Kimlek and other supporters of the bill maintain that these measures are required to maintain social order and “preserve national dignity.” 

But the conservative legislation hasn’t been received well by many women, who have started posting photos of themselves wearing clothes that would be deemed inappropriate under the new law, using the hashtag #mybodymychoice in the Khmer language. 

According to Reuters, some women have also posted photos of themselves in bathing suits.

Tan Molika, a recent high school graduate, launched an online petition calling for the draft legislation to be withdrawn, and it has already reached over 18,000 signatures. 

Molika told VICE News that her original intent with the petition was to raise awareness.
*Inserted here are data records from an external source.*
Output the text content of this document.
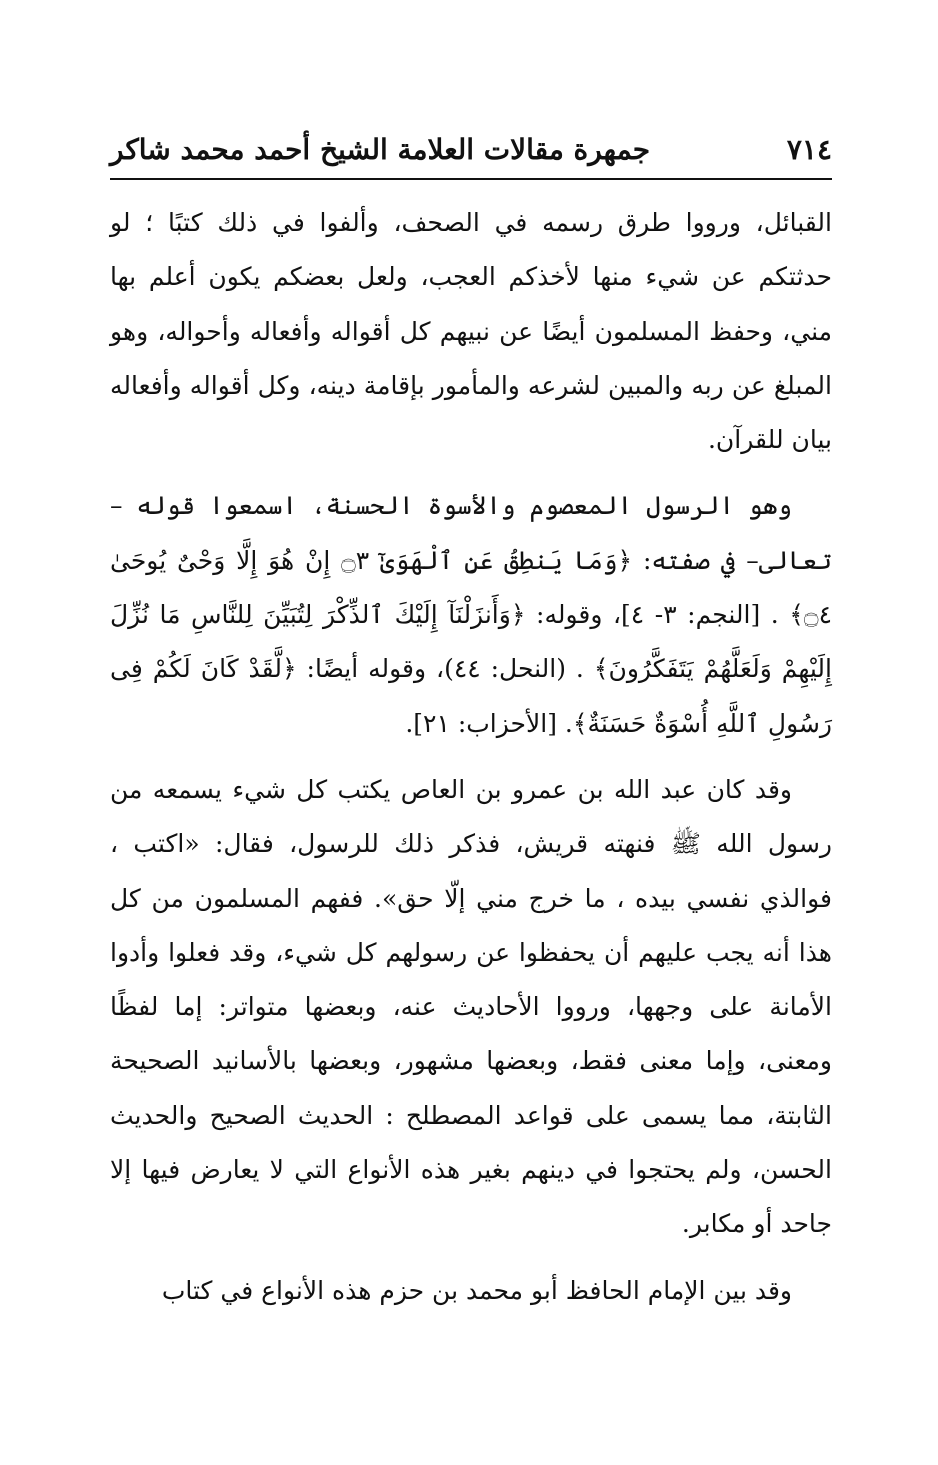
٧١٤
جمهرة مقالات العلامة الشيخ أحمد محمد شاكر

القبائل، ورووا طرق رسمه في الصحف، وألفوا في ذلك كتبًا ؛ لو حدثتكم عن شيء منها لأخذكم العجب، ولعل بعضكم يكون أعلم بها مني، وحفظ المسلمون أيضًا عن نبيهم كل أقواله وأفعاله وأحواله، وهو المبلغ عن ربه والمبين لشرعه والمأمور بإقامة دينه، وكل أقواله وأفعاله بيان للقرآن.

وهو الرسول المعصوم والأسوة الحسنة، اسمعوا قوله – تعالى– في صفته: ﴿وَمَا يَنطِقُ عَنِ ٱلْهَوَىٰٓ ۝٣ إِنْ هُوَ إِلَّا وَحْىٌ يُوحَىٰ ۝٤﴾ . [النجم: ٣- ٤]، وقوله: ﴿وَأَنزَلْنَآ إِلَيْكَ ٱلذِّكْرَ لِتُبَيِّنَ لِلنَّاسِ مَا نُزِّلَ إِلَيْهِمْ وَلَعَلَّهُمْ يَتَفَكَّرُونَ﴾ . (النحل: ٤٤)، وقوله أيضًا: ﴿لَّقَدْ كَانَ لَكُمْ فِى رَسُولِ ٱللَّهِ أُسْوَةٌ حَسَنَةٌ﴾. [الأحزاب: ٢١].

وقد كان عبد الله بن عمرو بن العاص يكتب كل شيء يسمعه من رسول الله ﷺ فنهته قريش، فذكر ذلك للرسول، فقال: «اكتب ، فوالذي نفسي بيده ، ما خرج مني إلّا حق». ففهم المسلمون من كل هذا أنه يجب عليهم أن يحفظوا عن رسولهم كل شيء، وقد فعلوا وأدوا الأمانة على وجهها، ورووا الأحاديث عنه، وبعضها متواتر: إما لفظًا ومعنى، وإما معنى فقط، وبعضها مشهور، وبعضها بالأسانيد الصحيحة الثابتة، مما يسمى على قواعد المصطلح : الحديث الصحيح والحديث الحسن، ولم يحتجوا في دينهم بغير هذه الأنواع التي لا يعارض فيها إلا جاحد أو مكابر.

وقد بين الإمام الحافظ أبو محمد بن حزم هذه الأنواع في كتاب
Still, as it grew in numbers and popularity, she has received several requests to submit it to the Cambodian government. 

“With the traditional Cambodian society being so close-minded and conservation, seeing everyone stand up now for what they believe in makes me so happy,” Malika said. 

Painters, filmmakers, writers, and musicians have also been denouncing the law, many of them questioning the role of the ministry for women’s affairs as the restrictions increase. 

“Congrats, we’re going back to the 1960s,” artist Lisa Mam posted on Facebook. 

In recent years, actresses and singers have also been targeted by the government over their attire, with some facing performance bans. 

In April, a Cambodian woman named Ven Rachna spent six months in prison on pornography charges for wearing “inappropriate” clothing during Facebook live streams, causing a public outcry. 

Before Rachna’s arrest, Prime Minister Hun Sen told authorities to track down women online selling items that were dressed too “sexy.” 

Many Cambodians still expect women to be docile, submissive, and quiet, according to a centuries-old code of conduct known as Chbap Srey.

The code of conduct encourages very old-school ideas of women’s roles in society, and the United Nations said last year that it should be abolished entirely from schools. 

“Your skirt must not rustle while you walk.

You must be patient and eat only after the men in your family have finished.

You must serve and respect your husband at all times and above all else. 

School is more useful for boys than girls,” it reads. 

Chak Sopheap, executive director of the Cambodian Center for Human Rights, told Reuters last week that the proposed law is yet another attempt to stifle women’s freedoms. 

“In recent months, we’ve seen the policing of women’s bodies and clothing from the highest level of government, belittling women’s rights to bodily autonomy and self-expression, and placing blame on women for violence committed against them,” Sopheap said. 

Many women’s rights groups worry that this new law would put women further at risk of sexual harassment and violence by fostering a culture of victim-blaming. But there is hope. 

Deputy director of Amnesty International in the Asia-Pacific region, Ming Yu Hah, is pleased to see how many people are talking about the issue. 

“It is rare for a draft law to be shared like this, giving us the chance to discuss it as a society,” she said. “The reaction on social media is very positive: people from all parts of society are talking about gender equality.”